The collections of the Monterey History and Art Association have grown through contributions since its founding in 1931. Early contributing members include artists Myron Oliver and Armin Hansen, and founding president Col. Roger S. Fitch, who was one of Roosevelt’s Rough Riders. Housed at the Monterey History & Maritime Museum on Custom House Plaza, the Mexican-era adobe Casa Serrano, and the Mayo Hayes O’Donnell Library (a historic former Episcopal church), our collections hold Monterey’s story. Entwined with historic events, deeded gifts have come from families of early prominence, as well as community residents who were part of the daily life and commerce that put Monterey on the map. Because of this, our collections address the significant historic milestones of the first capital of the Western United States.
The collection reflects early California art, including works from some of Monterey History and Art Association’s founding members. We house one of the largest single collections of work by California sculptor and artist Jo Mora. Other significant artists in our collection represent the Plein Air and Bohemian movements, including Armin Hansen, E. Charlton Fortune, Charles Rollo Peters, M. Evelyn McCormick, and Myron Oliver, among others from the Monterey Group and Society of Six.
Costume & Textiles
The costume collection contains several significant examples of American dress from the mid-19th century through the late 20th century, from some of California’s earliest families. The collection also includes costumes from the many Monterey immigrants’ native cultures. The strengths of the collection include Belle Époque dresses, worn by early tourists to the region, coastal worker’s uniforms, representing several historic industries of the region, and a diverse collection of early to mid 20th century hats.

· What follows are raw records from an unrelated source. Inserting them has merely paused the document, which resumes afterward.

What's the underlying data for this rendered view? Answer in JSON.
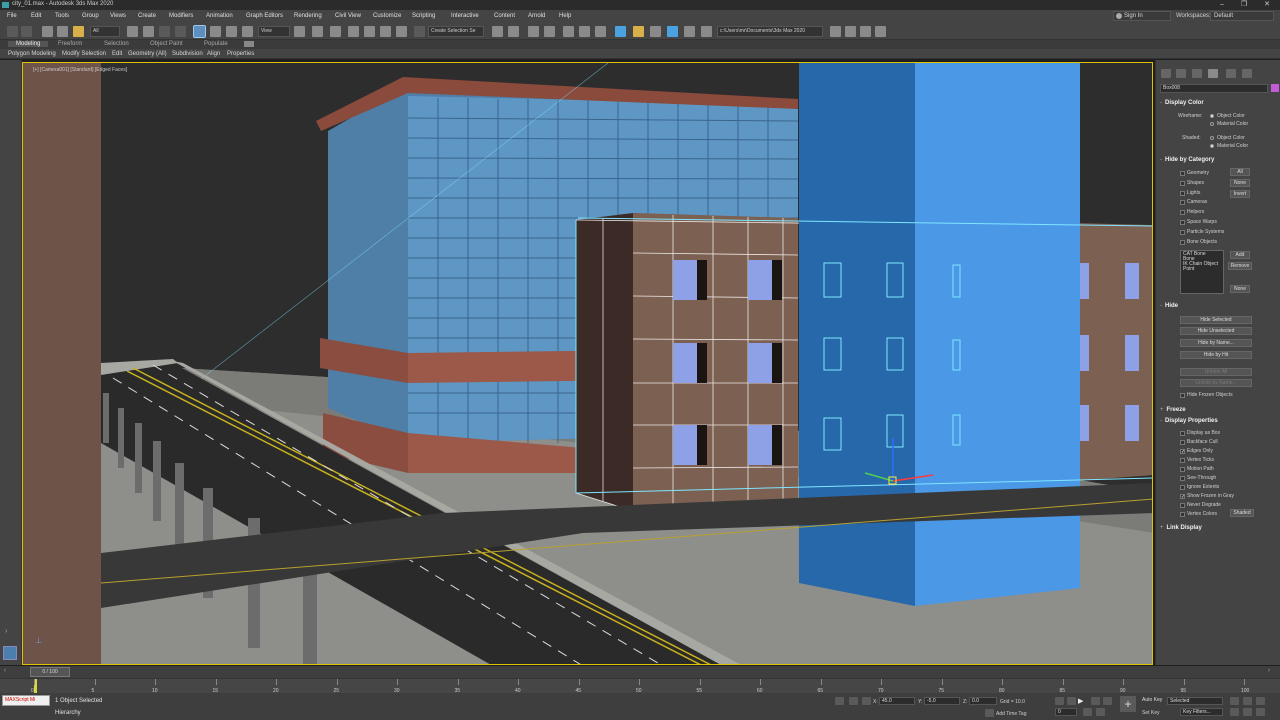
{
  "window": {
    "title": "city_01.max - Autodesk 3ds Max 2020",
    "controls": [
      "–",
      "❐",
      "✕"
    ]
  },
  "menu": {
    "items": [
      "File",
      "Edit",
      "Tools",
      "Group",
      "Views",
      "Create",
      "Modifiers",
      "Animation",
      "Graph Editors",
      "Rendering",
      "Civil View",
      "Customize",
      "Scripting",
      "Interactive",
      "Content",
      "Arnold",
      "Help"
    ],
    "signin": "Sign In",
    "workspaces_label": "Workspaces:",
    "workspace": "Default"
  },
  "toolbar": {
    "selection_filter": "All",
    "ref_coord": "View",
    "named_sel": "Create Selection Se",
    "project_path": "c:\\Users\\mr\\Documents\\3ds Max 2020"
  },
  "ribbon": {
    "tabs": [
      "Modeling",
      "Freeform",
      "Selection",
      "Object Paint",
      "Populate"
    ],
    "subtabs": [
      "Polygon Modeling",
      "Modify Selection",
      "Edit",
      "Geometry (All)",
      "Subdivision",
      "Align",
      "Properties"
    ]
  },
  "viewport": {
    "label": "[+] [Camera001] [Standard] [Edged Faces]"
  },
  "command_panel": {
    "object_name": "Box008",
    "object_color": "#c35bd6",
    "display_color": {
      "title": "Display Color",
      "wireframe_label": "Wireframe:",
      "shaded_label": "Shaded:",
      "opt_object_color": "Object Color",
      "opt_material_color": "Material Color"
    },
    "hide_by_category": {
      "title": "Hide by Category",
      "items": [
        "Geometry",
        "Shapes",
        "Lights",
        "Cameras",
        "Helpers",
        "Space Warps",
        "Particle Systems",
        "Bone Objects"
      ],
      "btn_all": "All",
      "btn_none": "None",
      "btn_invert": "Invert",
      "list": [
        "CAT Bone",
        "Bone",
        "IK Chain Object",
        "Point"
      ],
      "btn_add": "Add",
      "btn_remove": "Remove",
      "btn_none2": "None"
    },
    "hide": {
      "title": "Hide",
      "buttons": [
        "Hide Selected",
        "Hide Unselected",
        "Hide by Name...",
        "Hide by Hit"
      ],
      "disabled_buttons": [
        "Unhide All",
        "Unhide by Name..."
      ],
      "hide_frozen": "Hide Frozen Objects"
    },
    "freeze": {
      "title": "Freeze"
    },
    "display_properties": {
      "title": "Display Properties",
      "items": [
        "Display as Box",
        "Backface Cull",
        "Edges Only",
        "Vertex Ticks",
        "Motion Path",
        "See-Through",
        "Ignore Extents",
        "Show Frozen in Gray",
        "Never Degrade",
        "Vertex Colors"
      ],
      "checked": [
        false,
        false,
        true,
        false,
        false,
        false,
        false,
        true,
        false,
        false
      ],
      "shaded_btn": "Shaded"
    },
    "link_display": {
      "title": "Link Display"
    }
  },
  "timeline": {
    "slider": "0 / 100",
    "ticks": [
      "0",
      "5",
      "10",
      "15",
      "20",
      "25",
      "30",
      "35",
      "40",
      "45",
      "50",
      "55",
      "60",
      "65",
      "70",
      "75",
      "80",
      "85",
      "90",
      "95",
      "100"
    ]
  },
  "status": {
    "maxscript": "MAXScript Mi",
    "message": "1 Object Selected",
    "hierarchy": "Hierarchy",
    "x_label": "X:",
    "x_value": "45.0",
    "y_label": "Y:",
    "y_value": "-5.0",
    "z_label": "Z:",
    "z_value": "0.0",
    "grid": "Grid = 10.0",
    "add_time_tag": "Add Time Tag",
    "auto_key": "Auto Key",
    "selected": "Selected",
    "set_key": "Set Key",
    "key_filters": "Key Filters...",
    "frame": "0"
  }
}
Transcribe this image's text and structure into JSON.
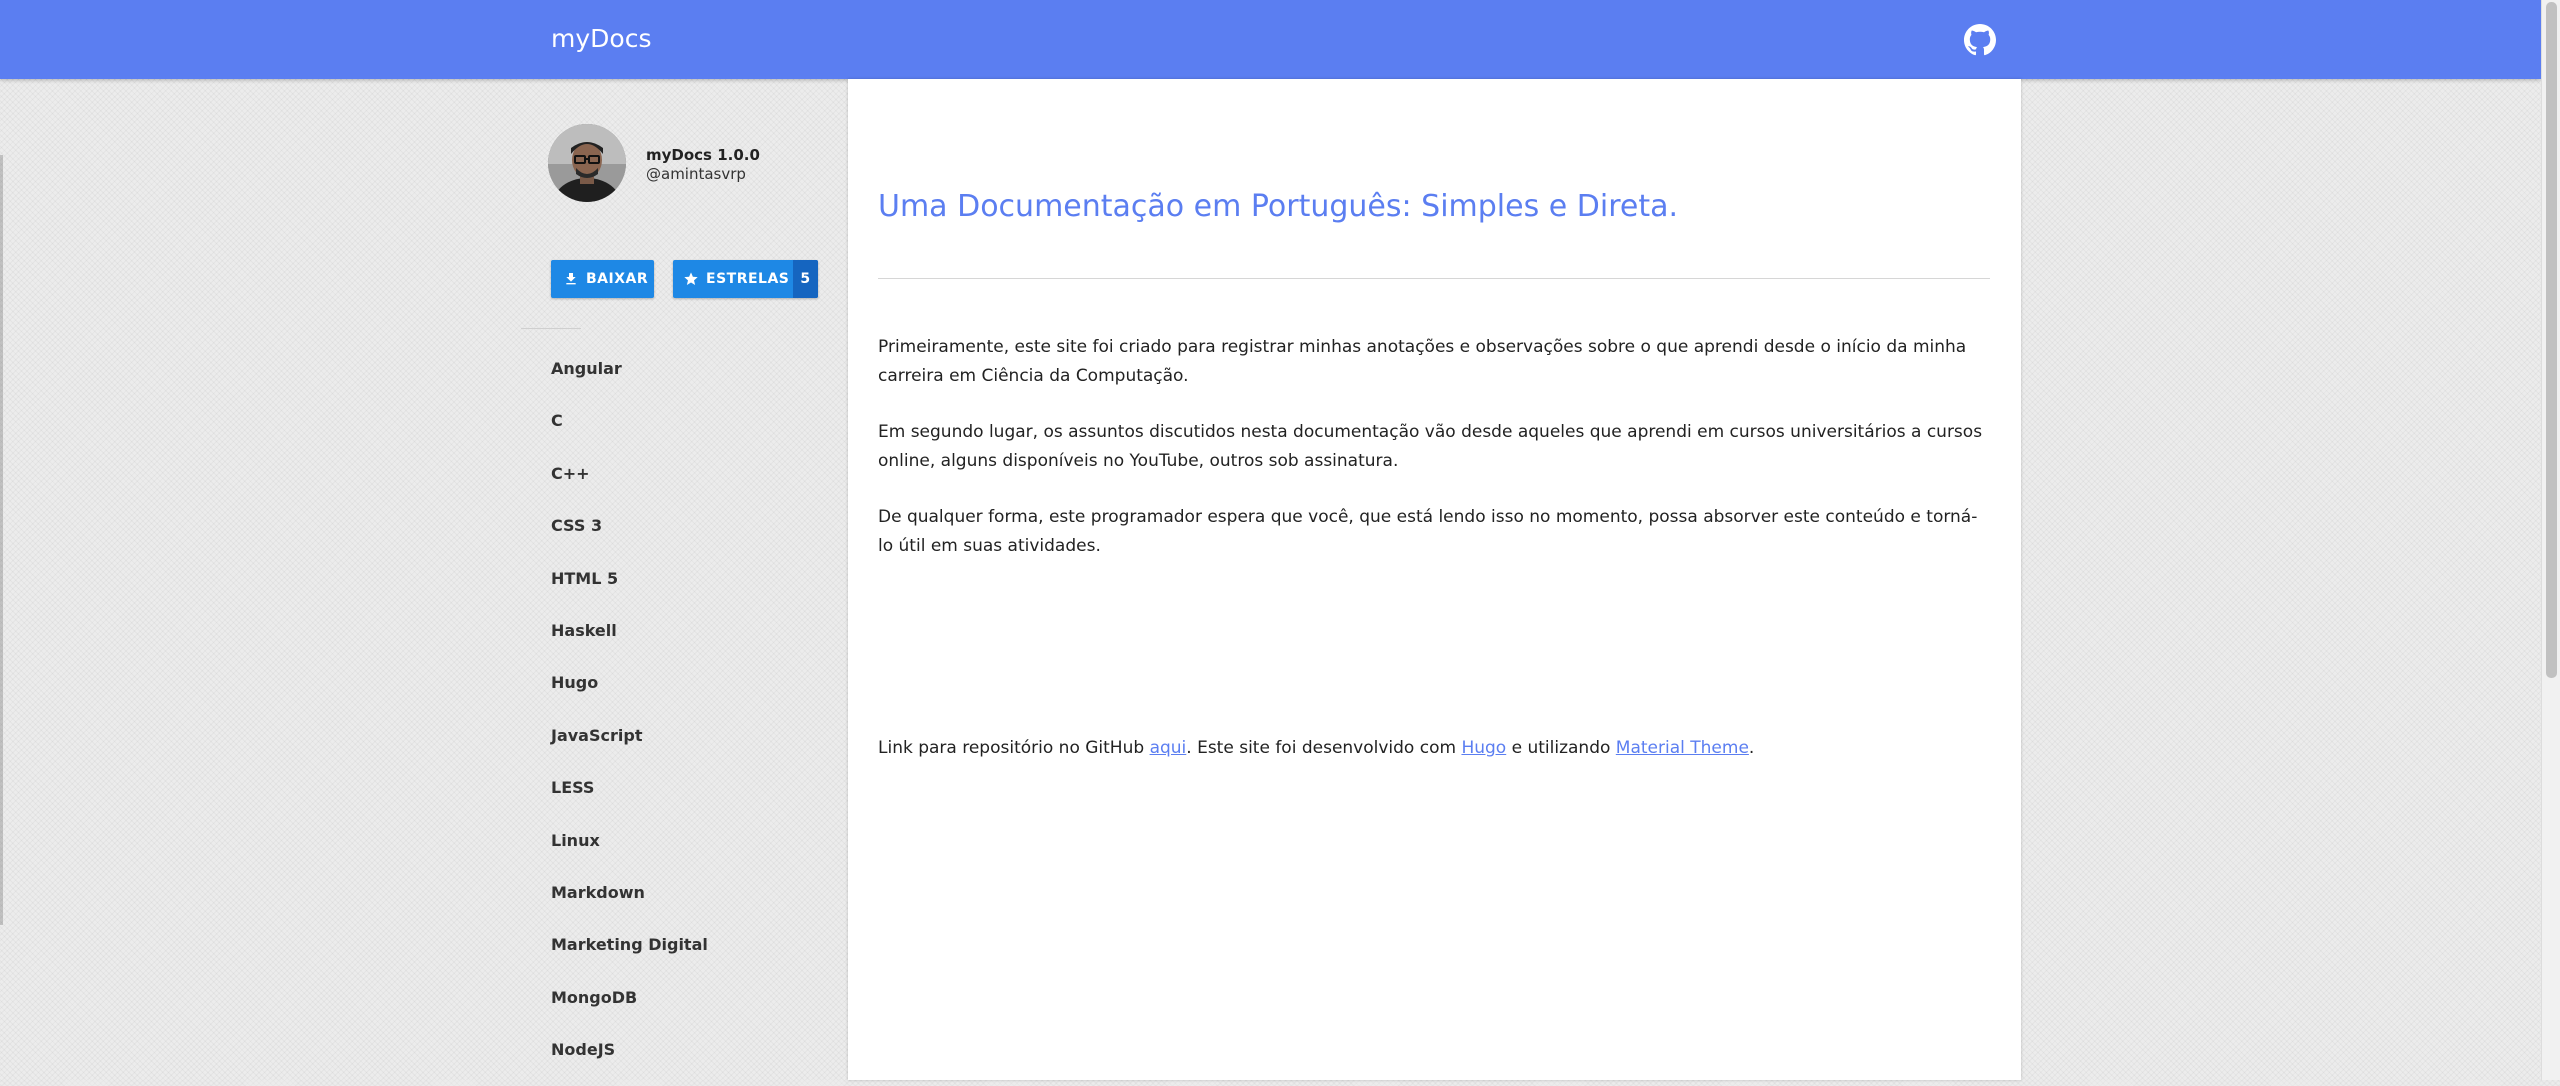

Our decorative Arts, featured in historic Casa Serrano Adobe, include handcrafted pieces that belonged to some of Monterey’s first families. Many objects, including a grand piano, were shipped around Cape Horn, in the early 19th century. Some of the tables, benches, and chairs were created here in Monterey. The adobe’s other period furnishings include American pieces, including examples such as a Federal secretary, and a John Belter chair. The Porter Bedroom contains the furniture of John T. Porter, a Civil War customs collector in Monterey appointed by Lincoln, who lived at the Custom House.
Monterey History Archive
Housed at the Mayo Hayes O’Donnell Research Library, our collection of rare books, original letters, media, and photographs are available free of charge to scholars and researchers of early California history. Included are the personal papers of Mayo Hayes O’Donnell, Amelia Elkinton, Mayor Minnie Coyle, Judge Monte Hellam, and Col. Roger S. Fitch.
Our artifacts provide the visual touchstones that bring to life the Monterey described in Dana’s Two Years Before the Mast (1840) and Stevenson’s Across the Plains (1892). Objects pertain to early Spanish explorers and the Mission settlements of Father Junipero Serra, through Mexican independence, to the declaration of US territory in 1846 by the arrival of Commodore Sloat’s naval fleet. Other objects come from the railroad magnates’ Hotel Del Monte, and the longtime military presence in Monterey. Further artifacts tell the shared history of diverse groups who have traveled to Monterey, from the earliest Ohlone and Rumsien tribes, who settled here in 4000 BC, to the Chinese families who pioneered commercial fishing on the bay, from Russian and Aleut fur trappers, to Portuguese whalers and Japanese abalone divers. Our collection also consists of objects from Cannery Row, and from Italian-Sicilian fishing families, whose fleet brought in the fish that kept the canneries running day and night.
Mayo Hayes O’Donnell Library houses hundreds of unique photographs and images from Monterey’s history. As they are digitized, they are placed on the library website.